Although he has participated in treatment, he still "minimizes his offenses . . . has great cognitive distortions . . . a very negative view of women . . . and is unaware of his affect on others." In the view of Dr. Harris, "if [P.H.] were released, he would, in fact, have serious difficulty controlling his sexually violent behavior." The TPRC recommended that P.H. continue his treatment and encouraged him to reenroll in Relapse Prevention to "acquire a general understanding of a sexual assault cycle and relapse prevention techniques."
In his comprehensive oral opinion of December 21, 2010, Judge Freedman concluded that P.H. "has not progressed sufficiently in treatment to even consider a conditional discharge at this time.

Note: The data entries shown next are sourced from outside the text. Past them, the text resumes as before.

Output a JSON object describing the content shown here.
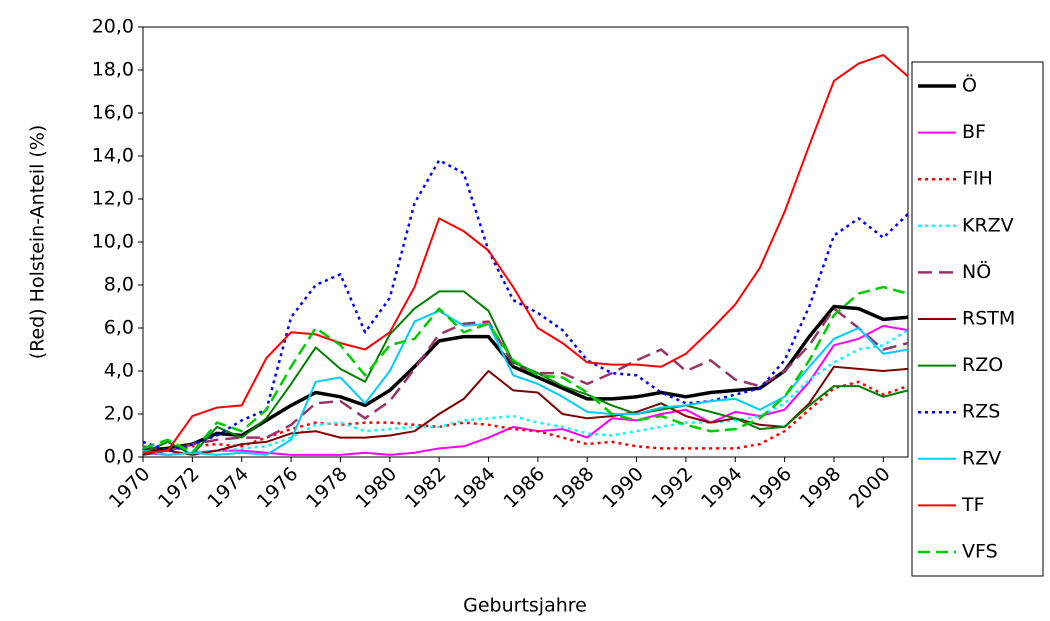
{
  "chart_data": {
    "type": "line",
    "y_label": "(Red) Holstein-Anteil (%)",
    "x_label": "Geburtsjahre",
    "x": [
      1970,
      1971,
      1972,
      1973,
      1974,
      1975,
      1976,
      1977,
      1978,
      1979,
      1980,
      1981,
      1982,
      1983,
      1984,
      1985,
      1986,
      1987,
      1988,
      1989,
      1990,
      1991,
      1992,
      1993,
      1994,
      1995,
      1996,
      1997,
      1998,
      1999,
      2000,
      2001
    ],
    "xlim": [
      1970,
      2001
    ],
    "xticks": [
      1970,
      1972,
      1974,
      1976,
      1978,
      1980,
      1982,
      1984,
      1986,
      1988,
      1990,
      1992,
      1994,
      1996,
      1998,
      2000
    ],
    "ylim": [
      0,
      20
    ],
    "yticks": [
      {
        "value": 0,
        "label": "0,0"
      },
      {
        "value": 2,
        "label": "2,0"
      },
      {
        "value": 4,
        "label": "4,0"
      },
      {
        "value": 6,
        "label": "6,0"
      },
      {
        "value": 8,
        "label": "8,0"
      },
      {
        "value": 10,
        "label": "10,0"
      },
      {
        "value": 12,
        "label": "12,0"
      },
      {
        "value": 14,
        "label": "14,0"
      },
      {
        "value": 16,
        "label": "16,0"
      },
      {
        "value": 18,
        "label": "18,0"
      },
      {
        "value": 20,
        "label": "20,0"
      }
    ],
    "legend": "right",
    "series": [
      {
        "name": "Ö",
        "color": "#000000",
        "style": "thick",
        "values": [
          0.3,
          0.4,
          0.6,
          1.1,
          1.0,
          1.7,
          2.4,
          3.0,
          2.8,
          2.4,
          3.1,
          4.2,
          5.4,
          5.6,
          5.6,
          4.2,
          3.7,
          3.2,
          2.7,
          2.7,
          2.8,
          3.0,
          2.8,
          3.0,
          3.1,
          3.2,
          4.0,
          5.6,
          7.0,
          6.9,
          6.4,
          6.5
        ]
      },
      {
        "name": "BF",
        "color": "#ff00ff",
        "style": "solid",
        "values": [
          0.2,
          0.1,
          0.2,
          0.3,
          0.3,
          0.2,
          0.1,
          0.1,
          0.1,
          0.2,
          0.1,
          0.2,
          0.4,
          0.5,
          0.9,
          1.4,
          1.2,
          1.3,
          0.9,
          1.8,
          1.7,
          2.0,
          2.2,
          1.6,
          2.1,
          1.9,
          2.2,
          3.5,
          5.2,
          5.5,
          6.1,
          5.9
        ]
      },
      {
        "name": "FIH",
        "color": "#ff0000",
        "style": "dotted",
        "values": [
          0.2,
          0.3,
          0.5,
          0.6,
          0.5,
          0.9,
          1.3,
          1.6,
          1.5,
          1.6,
          1.6,
          1.5,
          1.4,
          1.6,
          1.5,
          1.3,
          1.2,
          0.9,
          0.6,
          0.7,
          0.5,
          0.4,
          0.4,
          0.4,
          0.4,
          0.6,
          1.2,
          2.2,
          3.2,
          3.5,
          2.9,
          3.3
        ]
      },
      {
        "name": "KRZV",
        "color": "#00ffff",
        "style": "dotted",
        "values": [
          0.2,
          0.1,
          0.2,
          0.3,
          0.4,
          0.5,
          0.9,
          1.5,
          1.6,
          1.2,
          1.3,
          1.4,
          1.4,
          1.7,
          1.8,
          1.9,
          1.6,
          1.4,
          1.1,
          1.0,
          1.2,
          1.4,
          1.6,
          1.6,
          1.7,
          1.9,
          2.5,
          3.6,
          4.4,
          5.0,
          5.2,
          5.9
        ]
      },
      {
        "name": "NÖ",
        "color": "#993366",
        "style": "longdash",
        "values": [
          0.5,
          0.3,
          0.6,
          0.8,
          0.9,
          0.9,
          1.5,
          2.5,
          2.6,
          1.8,
          2.6,
          4.1,
          5.7,
          6.2,
          6.3,
          4.3,
          3.9,
          3.9,
          3.4,
          3.9,
          4.5,
          5.0,
          4.0,
          4.5,
          3.6,
          3.3,
          4.0,
          5.2,
          6.9,
          6.0,
          5.0,
          5.3
        ]
      },
      {
        "name": "RSTM",
        "color": "#800000",
        "style": "solid",
        "values": [
          0.1,
          0.3,
          0.1,
          0.3,
          0.6,
          0.7,
          1.1,
          1.2,
          0.9,
          0.9,
          1.0,
          1.2,
          2.0,
          2.7,
          4.0,
          3.1,
          3.0,
          2.0,
          1.8,
          1.9,
          2.1,
          2.5,
          1.9,
          1.6,
          1.8,
          1.5,
          1.4,
          2.5,
          4.2,
          4.1,
          4.0,
          4.1
        ]
      },
      {
        "name": "RZO",
        "color": "#008000",
        "style": "solid",
        "values": [
          0.2,
          0.7,
          0.1,
          1.4,
          0.9,
          1.8,
          3.4,
          5.1,
          4.1,
          3.5,
          5.7,
          6.9,
          7.7,
          7.7,
          6.8,
          4.4,
          3.9,
          3.3,
          2.9,
          2.4,
          2.0,
          2.2,
          2.4,
          2.1,
          1.8,
          1.3,
          1.4,
          2.4,
          3.3,
          3.3,
          2.8,
          3.1
        ]
      },
      {
        "name": "RZS",
        "color": "#0000ff",
        "style": "dotted",
        "values": [
          0.7,
          0.3,
          0.6,
          1.0,
          1.7,
          2.2,
          6.5,
          8.0,
          8.5,
          5.8,
          7.4,
          11.8,
          13.8,
          13.2,
          9.6,
          7.3,
          6.7,
          5.9,
          4.5,
          3.9,
          3.8,
          3.0,
          2.5,
          2.6,
          2.9,
          3.2,
          4.5,
          7.0,
          10.3,
          11.1,
          10.2,
          11.3
        ]
      },
      {
        "name": "RZV",
        "color": "#00ccff",
        "style": "solid",
        "values": [
          0.3,
          0.1,
          0.2,
          0.1,
          0.2,
          0.1,
          0.8,
          3.5,
          3.7,
          2.5,
          4.0,
          6.3,
          6.8,
          6.1,
          6.2,
          3.8,
          3.4,
          2.8,
          2.1,
          2.0,
          2.0,
          2.3,
          2.4,
          2.6,
          2.7,
          2.2,
          2.8,
          4.2,
          5.5,
          6.0,
          4.8,
          5.0
        ]
      },
      {
        "name": "TF",
        "color": "#ff0000",
        "style": "solid",
        "values": [
          0.2,
          0.3,
          1.9,
          2.3,
          2.4,
          4.6,
          5.8,
          5.7,
          5.3,
          5.0,
          5.8,
          7.9,
          11.1,
          10.5,
          9.6,
          7.9,
          6.0,
          5.3,
          4.4,
          4.3,
          4.3,
          4.2,
          4.8,
          5.9,
          7.1,
          8.8,
          11.4,
          14.5,
          17.5,
          18.3,
          18.7,
          17.7
        ]
      },
      {
        "name": "VFS",
        "color": "#00cc00",
        "style": "dashed",
        "values": [
          0.4,
          0.8,
          0.2,
          1.6,
          1.2,
          2.2,
          4.2,
          6.0,
          5.2,
          3.8,
          5.2,
          5.5,
          6.9,
          5.8,
          6.2,
          4.5,
          3.8,
          3.7,
          3.0,
          2.0,
          1.7,
          1.9,
          1.5,
          1.2,
          1.3,
          1.8,
          2.8,
          4.5,
          6.6,
          7.6,
          7.9,
          7.6
        ]
      }
    ]
  }
}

He's very dangerous. What he does is extremely dangerous . . . [h]e has a high propensity to do it." The judge continued P.H.'s commitment and fixed a new review date. This appeal followed.
On appeal, P.H. challenges his continued commitment.
On appeal, the scope of review of an order for commitment is limited and narrow. See In re Civil Commitment of V.A., 357 N.J. Super. 55, 63 (App. Div.), certif. denied, 177 N.J. 490 (2003). We can modify the order "only where the record reveals a clear abuse of discretion." In re J.P., 339 N.J. Super. 443, 459 (App. Div. 2001). We do not find such an abuse in this case as this record well supports continued commitment under the SVPA.